[HowTo] Log disk power states with collectd and Grafana

    This site uses cookies. By continuing to browse this site, you are agreeing to our Cookie Policy.

    • [HowTo] Log disk power states with collectd and Grafana

      I created a little script to keep track of the disk states (spindown/spinup) using collectd, InfluxDB and Grafana.
      It is based on this script: github.com/collectd/collectd/b…ter/contrib/exec-smartctl
      Now I can see in a nice graphic about which drive was spun up or down at wich point.



      Requirements:

      • collectd (to collect the data; is already part of OMV)
      • InfluxDB (to store the data)
      • Grafana (to show the data)
      I will not explain how to install InfluxDB and Grafana. There are plenty of tutorials available.
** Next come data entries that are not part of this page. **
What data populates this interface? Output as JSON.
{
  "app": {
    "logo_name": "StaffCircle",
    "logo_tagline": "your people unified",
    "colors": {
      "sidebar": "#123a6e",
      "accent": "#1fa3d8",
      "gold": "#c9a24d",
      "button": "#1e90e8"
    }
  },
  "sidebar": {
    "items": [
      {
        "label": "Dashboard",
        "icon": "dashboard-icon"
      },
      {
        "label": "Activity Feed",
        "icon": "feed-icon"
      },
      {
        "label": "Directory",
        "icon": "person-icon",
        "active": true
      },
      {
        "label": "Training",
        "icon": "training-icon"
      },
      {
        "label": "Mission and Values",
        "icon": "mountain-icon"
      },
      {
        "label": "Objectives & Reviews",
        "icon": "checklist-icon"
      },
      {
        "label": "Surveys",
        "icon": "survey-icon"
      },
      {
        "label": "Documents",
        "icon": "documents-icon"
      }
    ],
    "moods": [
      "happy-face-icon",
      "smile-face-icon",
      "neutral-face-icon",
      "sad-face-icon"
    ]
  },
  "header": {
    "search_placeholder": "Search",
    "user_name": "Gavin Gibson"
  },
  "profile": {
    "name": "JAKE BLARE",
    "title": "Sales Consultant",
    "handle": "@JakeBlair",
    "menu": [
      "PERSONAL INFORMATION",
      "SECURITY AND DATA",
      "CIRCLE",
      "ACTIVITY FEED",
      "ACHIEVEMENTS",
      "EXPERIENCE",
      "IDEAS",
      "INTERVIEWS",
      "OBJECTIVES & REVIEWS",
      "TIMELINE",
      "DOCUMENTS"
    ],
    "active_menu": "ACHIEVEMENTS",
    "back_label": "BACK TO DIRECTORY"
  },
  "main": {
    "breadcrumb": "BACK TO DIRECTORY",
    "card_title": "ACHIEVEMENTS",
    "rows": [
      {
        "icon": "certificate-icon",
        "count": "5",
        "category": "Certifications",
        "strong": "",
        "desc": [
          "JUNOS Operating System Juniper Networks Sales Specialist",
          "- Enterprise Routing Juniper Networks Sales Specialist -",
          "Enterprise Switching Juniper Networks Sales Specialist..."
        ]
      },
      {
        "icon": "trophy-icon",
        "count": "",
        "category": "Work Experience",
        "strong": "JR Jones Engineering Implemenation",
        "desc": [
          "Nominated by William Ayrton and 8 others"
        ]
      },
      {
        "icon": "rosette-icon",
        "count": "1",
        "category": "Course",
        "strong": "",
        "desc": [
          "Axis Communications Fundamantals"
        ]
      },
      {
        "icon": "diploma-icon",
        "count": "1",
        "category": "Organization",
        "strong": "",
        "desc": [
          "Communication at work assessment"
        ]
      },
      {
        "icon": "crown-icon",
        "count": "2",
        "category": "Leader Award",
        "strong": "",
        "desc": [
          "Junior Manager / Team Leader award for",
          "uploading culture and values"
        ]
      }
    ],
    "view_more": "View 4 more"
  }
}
      First, you need to configure collectd to send the data to InfluxDB.
      Create the following file to configure collectd to send data to your InfluxDB-Server.
      Don't forget to change the ip address.

      Shell-Script: /usr/share/openmediavault/mkconf/collectd.d/network

      1. #!/bin/sh
      2. # This script adds support for sending data to InfluxDB
      3. set -e
      4. . /etc/default/openmediavault
      5. . /usr/share/openmediavault/scripts/helper-functions
      6. OMV_COLLECTD_CONFIG=${OMV_COLLECTD_CONFIG:-"/etc/collectd/collectd.conf"}
      7. OMV_COLLECTD_RRDTOOL_MKGRAPH=${OMV_COLLECTD_RRDTOOL_MKGRAPH:-"/usr/sbin/omv-mkgraph"}
      8. HOST_NAME=`hostname`
      9. # change hostname
      10. sed -i -e "s/Hostname\ \"localhost\"/Hostname\ \"$HOST_NAME\"/g" ${OMV_COLLECTD_CONFIG}
      11. cat <<EOF >> ${OMV_COLLECTD_CONFIG}
      12. LoadPlugin network
      13. <Plugin "network">
      14. Server "<<<<influxdb-ip-address>>>" "25826"
      15. </Plugin>
      16. EOF
      Display All
      EDIT: I think I forgot to mention you need to copy github.com/collectd/collectd/blob/master/src/types.db to /usr/share/collectd/types.db.
      And also see this guide to prepare InfluxDB to receive data from collectd. anomaly.io/collectd-metrics-to-influxdb/



      Create a user named 'smart' that has the permission to execute 'smartctl' with sudo.

      Source Code: /etc/sudoers.d/smart

      1. Cmnd_Alias SMARTCTL = /usr/sbin/smartctl
      2. smart ALL = (root) NOPASSWD: SMARTCTL

      Create the following file which will read the power state of your drives.
      Change the list of drives ("[..] sda sdb sdc ...") according to your system.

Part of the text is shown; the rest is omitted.